In the late 1980s, a story entered advertising folklore. A group from an ad agency had boarded an evening train from Newcastle to travel home from a client meeting. On boarding, they learned that the buffet was out of action, and they were hungry. Happily, one of them was carrying in his briefcase a wondrous new brick-sized device called a mobile phone. After a series of rebuffed calls, he managed to find a lone Indian restaurant in Peterborough willing to deliver to their train when it stopped en route to London; there our hero duly handed a wedge of cash through the carriage window before taking delivery of the food.
Children are a massive pain to begin with, but 20 years later they finally become entertaining and useful
If the group were unpopular already (‘Hello, is that the Taj Mahal? I’m on the train. Hold on, you’re breaking up!’), I imagine they were utterly loathed once the aroma of fresh naan bread and chicken jalfrezi reached the noses of the other starving passengers. But they had a great story to tell.

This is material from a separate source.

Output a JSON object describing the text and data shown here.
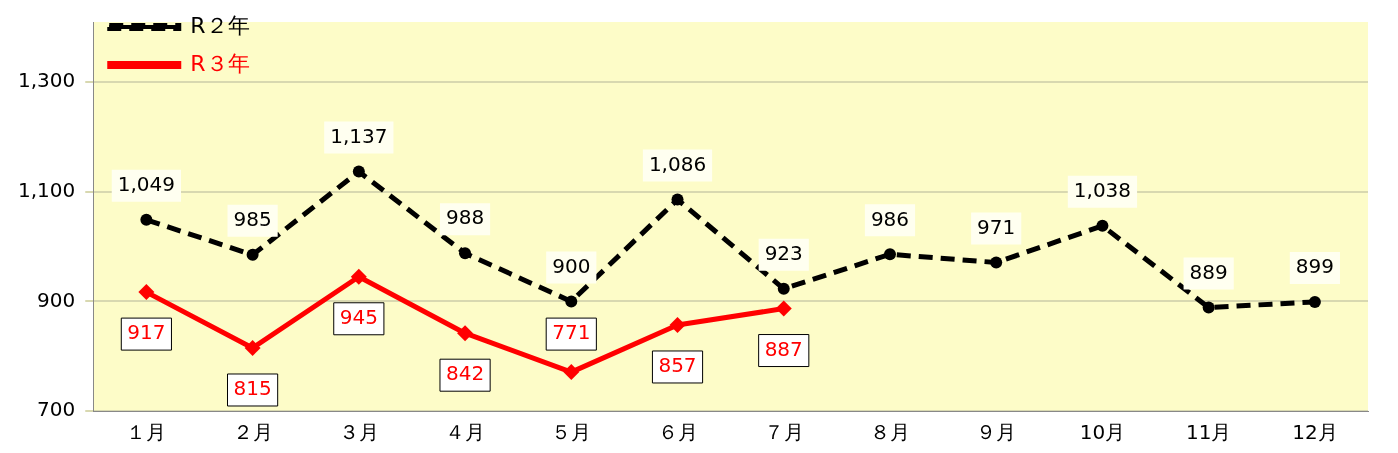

Younger readers may be unimpressed by this. Trust me, at the time it seemed miraculous. Remember very few people had a mobile phone back then. There was no Deliveroo – indeed any kind of food delivery was rare. It would require some powers of persuasion to get a restaurant to deliver to a railway station. And so on.
Kids, forget the latest iPhone. The best phone you could ever own was a Motorola brick in the late 1980s. Let me explain why. Because it reveals a hidden problem with technology that we generally ignore until it’s too late.
Quite simply, the experience of adopting any new technology is the opposite of having children. Children are a massive pain to begin with, but 20 years later they finally become entertaining and useful; technology is often entertaining and useful to begin with, but 20 years later it becomes a massive pain.